Mark Zuckerberg expected to testify
Executives, including Meta CEO Mark Zuckerberg, are expected to testify at the trial, which will last six to eight weeks. Experts have drawn similarities to the Big Tobacco trials that led to a 1998 settlement requiring cigarette companies to pay billions in health care costs and restrict marketing targeting minors.
The tech companies dispute the claims that their products deliberately harm children, citing a bevy of safeguards they have added over the years and arguing that they are not liable for content posted on their sites by third parties.
A Meta spokesperson said in a recent statement that the company strongly disagrees with the allegations outlined in the lawsuit and that it’s “confident the evidence will show our longstanding commitment to supporting young people.”
José Castañeda, a Google spokesperson, said that the allegations against YouTube are “simply not true.” In a statement, he said, “Providing young people with a safer, healthier experience has always been core to our work.”
The case will be the first in a slew of cases beginning this year that seek to hold social media companies responsible for harming children’s mental well-being.

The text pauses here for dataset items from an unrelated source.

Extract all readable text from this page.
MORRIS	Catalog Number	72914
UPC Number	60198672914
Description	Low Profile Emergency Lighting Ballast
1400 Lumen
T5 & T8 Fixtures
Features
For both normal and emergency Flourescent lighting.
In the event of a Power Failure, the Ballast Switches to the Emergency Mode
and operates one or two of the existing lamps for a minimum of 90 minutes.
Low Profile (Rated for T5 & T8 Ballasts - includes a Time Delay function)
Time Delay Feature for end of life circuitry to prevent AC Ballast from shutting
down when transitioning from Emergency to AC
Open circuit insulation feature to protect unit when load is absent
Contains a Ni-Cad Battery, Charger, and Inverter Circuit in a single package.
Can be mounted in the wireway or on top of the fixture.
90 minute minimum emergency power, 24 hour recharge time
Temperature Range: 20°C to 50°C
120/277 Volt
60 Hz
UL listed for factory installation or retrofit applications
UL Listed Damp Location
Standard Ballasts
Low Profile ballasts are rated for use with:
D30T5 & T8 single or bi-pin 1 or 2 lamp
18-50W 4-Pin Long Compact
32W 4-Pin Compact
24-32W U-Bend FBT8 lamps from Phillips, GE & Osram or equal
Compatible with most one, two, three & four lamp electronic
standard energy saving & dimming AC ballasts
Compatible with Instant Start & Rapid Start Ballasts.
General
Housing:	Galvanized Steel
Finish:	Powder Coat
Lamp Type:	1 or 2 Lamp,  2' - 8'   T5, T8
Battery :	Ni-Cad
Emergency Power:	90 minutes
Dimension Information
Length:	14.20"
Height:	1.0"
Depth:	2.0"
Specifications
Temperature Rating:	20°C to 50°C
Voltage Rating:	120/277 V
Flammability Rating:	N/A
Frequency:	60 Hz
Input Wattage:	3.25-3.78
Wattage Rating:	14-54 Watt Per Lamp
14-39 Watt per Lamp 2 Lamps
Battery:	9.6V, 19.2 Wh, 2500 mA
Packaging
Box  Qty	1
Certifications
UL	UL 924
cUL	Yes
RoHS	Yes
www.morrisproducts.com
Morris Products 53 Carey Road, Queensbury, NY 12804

In New Mexico, opening statements began Monday for trial on allegations that Meta and its social media platforms have failed to protect young users from sexual exploitation, following an undercover online investigation. Attorney General Raúl Torrez in late 2023 sued Meta and Zuckerberg, who was later dropped from the suit.
A federal bellwether trial beginning in June in Oakland, California, will be the first to represent school districts that have sued social media platforms over harms to children.
In addition, more than 40 state attorneys general have filed lawsuits against Meta, claiming it is harming young people and contributing to the youth mental health crisis by deliberately designing features on Instagram and Facebook that addict children to its platforms. The majority of cases filed their lawsuits in federal court, but some sued in their respective states.
TikTok also faces similar lawsuits in more than a dozen states.
Other countries, meanwhile, are enacting new laws to limit social media for children. In January, French lawmakers approved a bill banning social media for children under 15, paving the way for the measure to enter into force at the start of the next school year in September, as the idea of setting a minimum age for use of the platforms gains momentum across Europe.
In Australia, social media companies have revoked access to about 4.7 million accounts identified as belonging to children since the country banned use of the platforms by those under 16, officials said. The law provoked fraught debates in Australia about technology use, privacy, child safety and mental health and has prompted other countries to consider similar measures.
The British government also said last month it will consider banning young teenagers from social media as it tightens laws designed to protect children from harmful content and excessive screen time.